Rights and Duties, Duties and Rights
Are rights a coherent concept in modern America? How are we to understand this idea of rights, which are considered sacred in our country?
When we say someone has a right- like, a right to bear arms, are we saying that these rights are natural, or God-given? In what sense can this be true? Does nature (or nature’s God) naturally form a rifle by some sort of combination of minerals and deposit it into a man’s hands? Does some invisible force stop soldiers from entering your house? Do bolts of lightning prevent police from pilfering through your belongings without a warrant? No?
Rights are not creatures of the physical laws of the universe. Instead, we must recognize them for what they are- social constructs, socially negotiated. And, like most things in our society, the discussion around rights has become extremely imbalanced, shallow, and incurious.
As rights are not a force of physics or chemistry, they must be something else. We might say that rights are ‘social constructs’, but that in no way denigrates the value of rights, or their importance in a political system. It simply means that rights, like every other social institution, is a part of society, a part of the State, and as such, must have a teleology, and a function in the working of that State.
A good exercise for the reader is to imagine why a right has been enshrined in our legal system, then work backwards to discover the social purpose of establishing such a right. The right to bear arms was established because militia duty was expected of the colonists, and a reserve army of citizens was both cheaper and less dangerous to the government than a large standing army in the Prussian model. The right to be free in one’s religious practices existed because European states had torn themselves apart in wars of religion, and it was expected that American society would be full of zealous believers that could not be corralled into a state church. Essentially, freedom of religion was a peace treaty.
The right to speedy and public trials existed because juries were expected to fairly (and quickly) decide disputes in their communities, being the closest and most affected population of any civil wrong or crime, and because England’s star chambers and bills of attainder (and “constructive treason”) had become so infamous.

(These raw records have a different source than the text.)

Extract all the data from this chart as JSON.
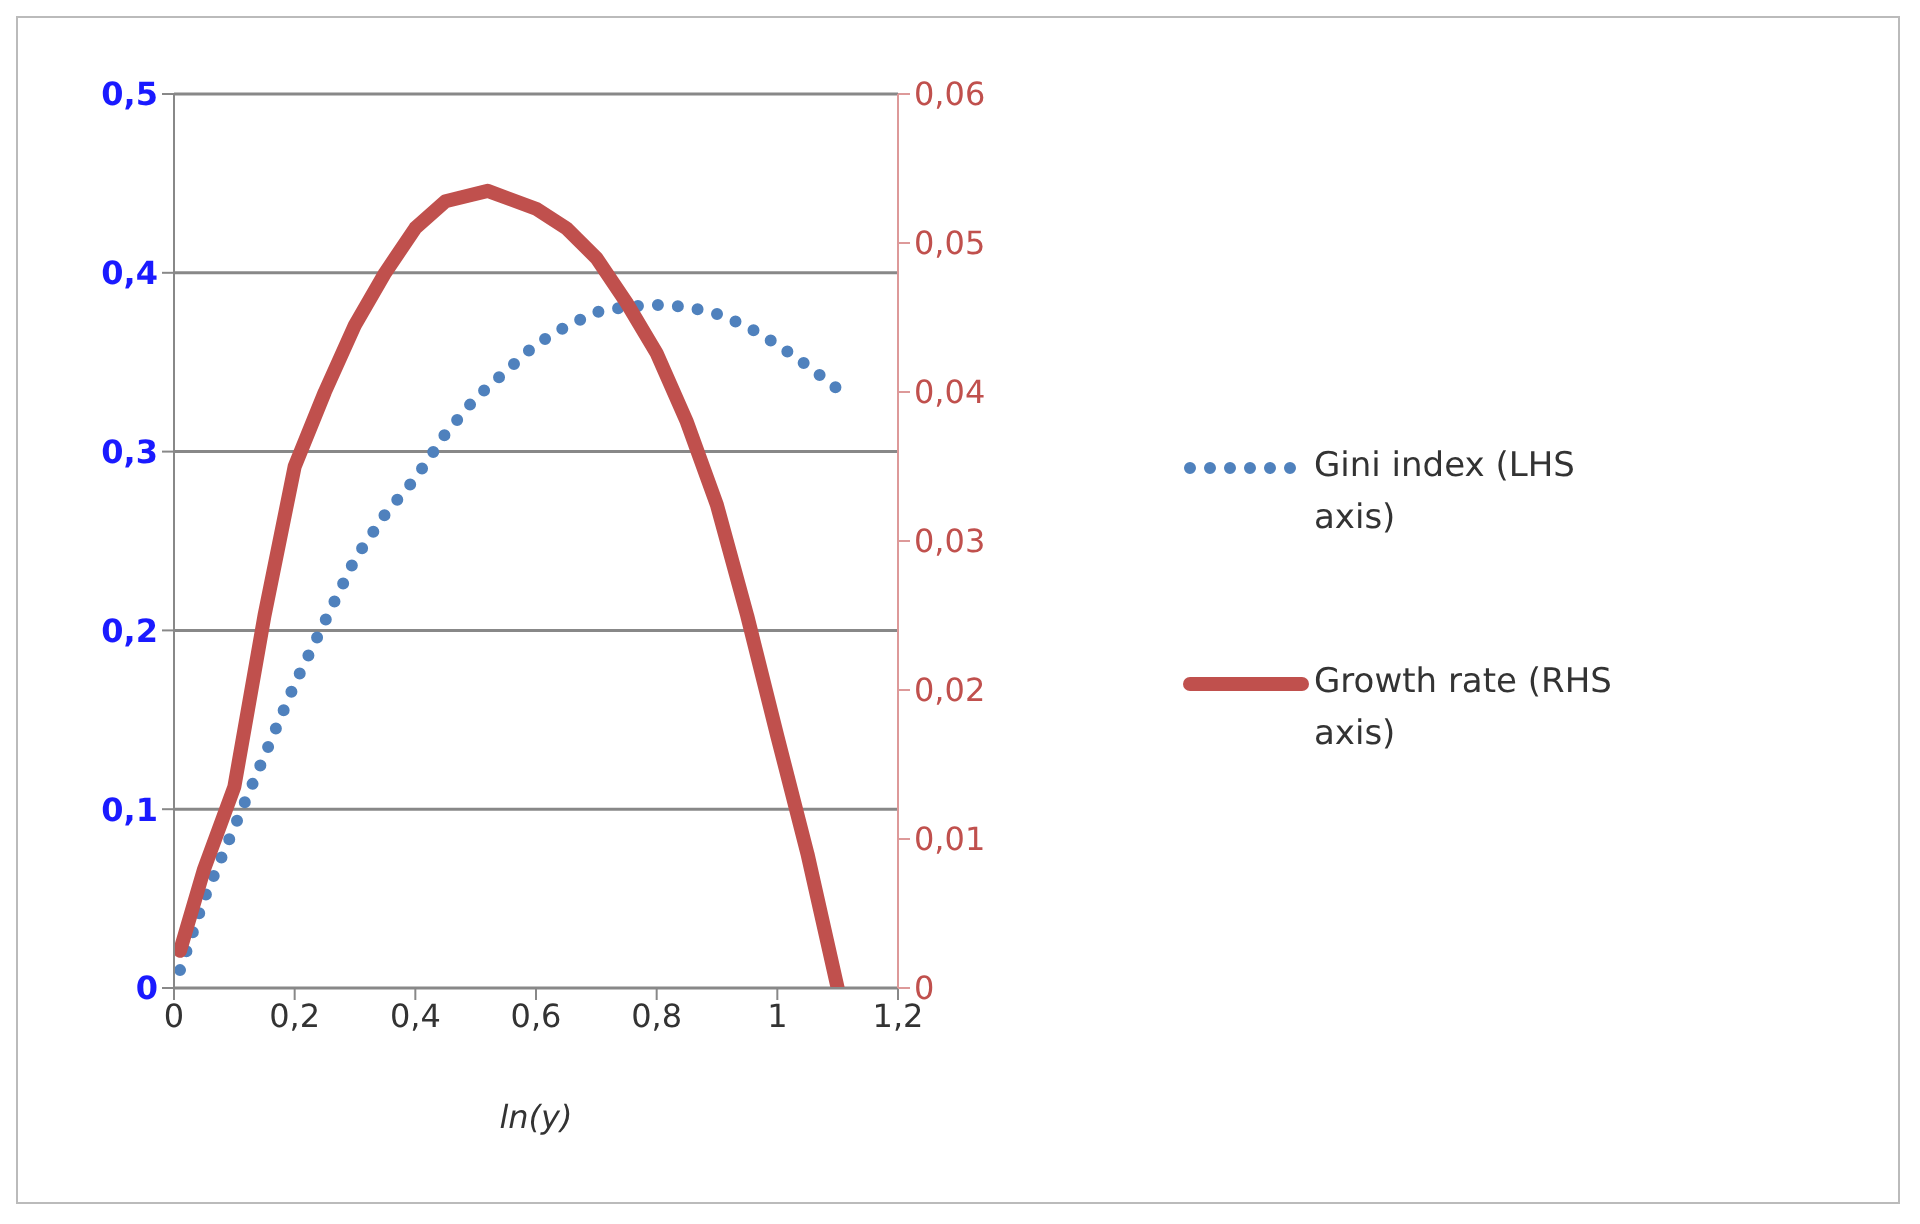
{
  "chart_data": {
    "type": "line",
    "xlabel": "ln(y)",
    "xlim": [
      0,
      1.2
    ],
    "xticks": [
      0,
      {
        "value": 0.2,
        "label": "0,2"
      },
      {
        "value": 0.4,
        "label": "0,4"
      },
      {
        "value": 0.6,
        "label": "0,6"
      },
      {
        "value": 0.8,
        "label": "0,8"
      },
      1,
      {
        "value": 1.2,
        "label": "1,2"
      }
    ],
    "ylim": [
      0,
      0.5
    ],
    "yticks": [
      0,
      {
        "value": 0.1,
        "label": "0,1"
      },
      {
        "value": 0.2,
        "label": "0,2"
      },
      {
        "value": 0.3,
        "label": "0,3"
      },
      {
        "value": 0.4,
        "label": "0,4"
      },
      {
        "value": 0.5,
        "label": "0,5"
      }
    ],
    "y2lim": [
      0,
      0.06
    ],
    "y2ticks": [
      0,
      {
        "value": 0.01,
        "label": "0,01"
      },
      {
        "value": 0.02,
        "label": "0,02"
      },
      {
        "value": 0.03,
        "label": "0,03"
      },
      {
        "value": 0.04,
        "label": "0,04"
      },
      {
        "value": 0.05,
        "label": "0,05"
      },
      {
        "value": 0.06,
        "label": "0,06"
      }
    ],
    "grid": "y",
    "legend": "right",
    "series": [
      {
        "name": "Gini index (LHS axis)",
        "color": "#4f81bd",
        "line_style": "dotted",
        "x": [
          0.01,
          0.05,
          0.1,
          0.15,
          0.2,
          0.25,
          0.3,
          0.35,
          0.4,
          0.45,
          0.5,
          0.55,
          0.6,
          0.65,
          0.7,
          0.75,
          0.8,
          0.85,
          0.9,
          0.95,
          1.0,
          1.05,
          1.1
        ],
        "values": [
          0.01,
          0.05,
          0.09,
          0.13,
          0.17,
          0.205,
          0.24,
          0.265,
          0.285,
          0.31,
          0.33,
          0.345,
          0.36,
          0.37,
          0.378,
          0.381,
          0.382,
          0.381,
          0.377,
          0.37,
          0.36,
          0.348,
          0.335
        ]
      },
      {
        "name": "Growth rate (RHS axis)",
        "color": "#c0504d",
        "line_style": "solid",
        "axis": "y2",
        "x": [
          0.01,
          0.05,
          0.1,
          0.15,
          0.2,
          0.25,
          0.3,
          0.35,
          0.4,
          0.45,
          0.52,
          0.6,
          0.65,
          0.7,
          0.75,
          0.8,
          0.85,
          0.9,
          0.95,
          1.0,
          1.05,
          1.1
        ],
        "values": [
          0.0025,
          0.008,
          0.0135,
          0.025,
          0.035,
          0.04,
          0.0445,
          0.048,
          0.051,
          0.0528,
          0.0535,
          0.0523,
          0.051,
          0.049,
          0.046,
          0.0426,
          0.038,
          0.0324,
          0.025,
          0.0169,
          0.009,
          0
        ]
      }
    ]
  }
}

Do Americans currently serve in a militia? How many people concoct excuses to avoid jury duty? Does confessional politics still threaten the state, or do we now live in a secular society where religion itself is besieged?
At their best, rights are an organic expression of a State’s relationship with its citizens, a kind of photographic negative of the duties and behavior expected from citizens. Being organic, these conditions will of course change over time- but our sclerotic worship of the constitution admits very little change, even as the facts on the ground have shifted dramatically in the past 250 years.
One also cannot blame the Founders for failing to enunciate the duties that they expected from citizens bearing such rights; they lived in a time and place where such things were so obvious, they thought they need not be even mentioned. Like a fish swimming in water they take for granted, the Founders were swimming in a very strong cultural current of militiamen and religious people, and simply could not imagine how these rights might be decontextualized by future generations.
Let us understand what these alleged rights, stripped of their context of a corresponding duty, have done. News and media companies are largely protected by the First Amendment, even when they report in the most scandalous and inflammatory manner. The First Amendment also protects pornography, and the unlimited donation of cash to political action groups. The right to privacy- never explicitly granted in the Constitution- has been held to protect infanticide. The 14th amendment, with its protection of “privileges and immunities” and “equal protection” has been held to ban states from prohibiting homosexual marriage, despite being an amendment explicitly passed to protect newly freed slaves from disenfranchisement. The increasingly expansive interpretation of the 2nd Amendment has meant that firearm regulation has become increasingly impossible.
Facts without context are meaningless, and words are the same. Without the context of the yeoman culture from which these rights emerged, they become simply words on a page, words without context that can be endlessly manipulated, stretched, interpreted, and otherwise abused. Instead of an honest appraisal of the protections and duties a citizen of a modern state ought to have, our legal system instead plays language games with ancient sentences.
This is an abuse of reality. Society creates rights, and extends duties. Our current dispensation ignores the social negotiation that is required, and instead defers such questions to judges and lawyers.
A right, stripped of its social context and connection to a duty, becomes a pernicious force, a kind of blank check or legal trick. What we propose to do is once again reopen the social negotiation, and connect a right to a duty. Both must work in harmony to be organically healthy.
Your right to free speech ought to come with a duty- the duty of honesty and integrity. Your right to own weapons ought to come with a duty- to serve the State in an armed capacity. Every right comes with a duty- and if one neglects their duty, in what sense can we say they deserve a right?
Drawing breath is not enough. Each right must be contingent on some criteria- a positive end that the State expects will result from this particular right. When that is abused- and becomes actively malicious, it is the duty of a society to step in. No one has a God-given right to injure society while hiding behind legalisms, and a real State would recognize this.